Like the monk in the ox-herding pictures [a traditional Zen parable], most of us have to reenter the marketplace to fulfill our realization. As we come down from the mountain, we may be shocked to find how easily our old habits wait for us, like comfortable and familiar clothes. Even if our transformation is great and we feel peaceful and unshakable, some part of our return will inevitably test us. We may become confused about what to do with our life, and how to live in our family or society. We may worry how our spiritual life can fit into our ordinary way of being, our ordinary work. We may want to run away, to go back to the simplicity of the retreat or the temple. But something important has pulled us back to the world, and the difficult transition is part of it.
One lama remembers:
"When I came back it was as if my 12 years of experiences in India and Tibet were a dream. The memory and value of those transcendental experiences was in some way a dream challenged by the culture shock of returning to my family and to work in the West. Old patterns came back surprisingly quickly. I got irritable, confused. I wasn't taking care of my body, I worried about money, about relationship. At the worst point I feared that I was losing what I had learned. Then I realized I couldn't live in some enlightened memory. What became clear is that spiritual practice is only what you're doing now. Anything else is a fantasy."
One insight meditation teacher tells of five-year cycles. Her first five years of intensive practice opened her to a vast inner world of profound, liberating understandings.
"It's as if my heart absolutely needed that stability and nourishment before I could begin to touch the grief of my past. But then when it finally came up, the next five years was the opposite. The well of pain and agony was equal to the ecstasy of the years before. I guess I had to have both."
In a similar spirit, a Christian contemplative abbess found an enormous grace on first entering her monastery, but then a cycle of difficult practice arrived.
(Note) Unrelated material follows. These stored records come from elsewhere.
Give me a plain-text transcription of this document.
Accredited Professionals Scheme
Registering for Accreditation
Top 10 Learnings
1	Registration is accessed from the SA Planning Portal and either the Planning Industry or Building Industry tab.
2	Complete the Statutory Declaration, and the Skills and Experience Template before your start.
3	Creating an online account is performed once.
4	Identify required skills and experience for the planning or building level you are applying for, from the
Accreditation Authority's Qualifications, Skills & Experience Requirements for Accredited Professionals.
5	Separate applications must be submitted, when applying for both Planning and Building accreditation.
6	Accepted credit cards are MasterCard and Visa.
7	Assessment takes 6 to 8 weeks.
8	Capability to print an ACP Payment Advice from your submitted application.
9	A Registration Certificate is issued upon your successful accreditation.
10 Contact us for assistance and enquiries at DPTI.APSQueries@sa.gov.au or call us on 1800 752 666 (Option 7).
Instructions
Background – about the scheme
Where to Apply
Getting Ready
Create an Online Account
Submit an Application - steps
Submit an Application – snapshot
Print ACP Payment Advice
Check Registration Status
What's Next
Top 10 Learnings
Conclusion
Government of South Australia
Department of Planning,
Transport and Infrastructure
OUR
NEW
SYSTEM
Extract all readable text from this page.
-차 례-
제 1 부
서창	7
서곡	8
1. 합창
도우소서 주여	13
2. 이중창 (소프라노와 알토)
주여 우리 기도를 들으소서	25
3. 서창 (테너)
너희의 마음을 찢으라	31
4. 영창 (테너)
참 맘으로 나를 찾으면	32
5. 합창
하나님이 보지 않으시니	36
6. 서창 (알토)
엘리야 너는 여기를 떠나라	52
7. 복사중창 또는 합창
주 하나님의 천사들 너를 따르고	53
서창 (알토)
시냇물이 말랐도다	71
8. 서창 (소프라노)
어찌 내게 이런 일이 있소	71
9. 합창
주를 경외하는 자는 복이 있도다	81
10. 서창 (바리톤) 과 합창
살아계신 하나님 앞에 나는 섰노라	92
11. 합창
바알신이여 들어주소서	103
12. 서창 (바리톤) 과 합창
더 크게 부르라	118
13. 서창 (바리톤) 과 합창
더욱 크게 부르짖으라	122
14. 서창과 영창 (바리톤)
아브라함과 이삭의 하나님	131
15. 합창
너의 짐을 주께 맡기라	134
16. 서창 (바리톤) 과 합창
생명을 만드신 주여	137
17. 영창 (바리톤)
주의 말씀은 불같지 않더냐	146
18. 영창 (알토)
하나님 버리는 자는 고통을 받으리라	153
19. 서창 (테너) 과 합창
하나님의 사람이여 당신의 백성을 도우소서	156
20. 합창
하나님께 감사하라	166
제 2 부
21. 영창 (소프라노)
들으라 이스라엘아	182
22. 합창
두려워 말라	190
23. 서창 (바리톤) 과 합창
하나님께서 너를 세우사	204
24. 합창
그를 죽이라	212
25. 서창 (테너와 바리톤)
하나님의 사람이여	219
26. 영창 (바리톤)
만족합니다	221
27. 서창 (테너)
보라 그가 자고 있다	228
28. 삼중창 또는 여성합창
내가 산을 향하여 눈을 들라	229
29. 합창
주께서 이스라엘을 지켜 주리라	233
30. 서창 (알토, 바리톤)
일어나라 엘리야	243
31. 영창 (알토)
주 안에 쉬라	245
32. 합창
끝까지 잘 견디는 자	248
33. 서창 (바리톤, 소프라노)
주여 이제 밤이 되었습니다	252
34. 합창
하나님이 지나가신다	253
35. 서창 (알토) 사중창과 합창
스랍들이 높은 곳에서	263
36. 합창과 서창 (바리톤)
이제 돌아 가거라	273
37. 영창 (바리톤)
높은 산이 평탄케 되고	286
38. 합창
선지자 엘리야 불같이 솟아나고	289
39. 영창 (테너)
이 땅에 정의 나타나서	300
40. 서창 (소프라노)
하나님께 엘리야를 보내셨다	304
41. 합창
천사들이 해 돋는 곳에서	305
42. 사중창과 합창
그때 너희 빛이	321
"The life of our community was simple and sane, and I threw myself into it with all my love and energy. I did this with all the skill of a very strongly formed and defended personality. Deep prayer and meditation experiences sustained me for a long time. After some years I felt I could trust the community, so I rested for a breather. Around this time, one of the older sisters died. I had been close to her, and it triggered a succession of memories: the death of my twin brother at our birth, the near-death of my mother, the distance, hatred, and loss of my father. I realized how split off my life had been because of my sorrow. I saw that even in the monastic community I had lived on the surface, had been running from the grief and emptiness. I finally stopped. That realization started years of healing work to find the place where the grief, the monastery, the pain of my own life, and the pain of the world could be held in the same sacred heart."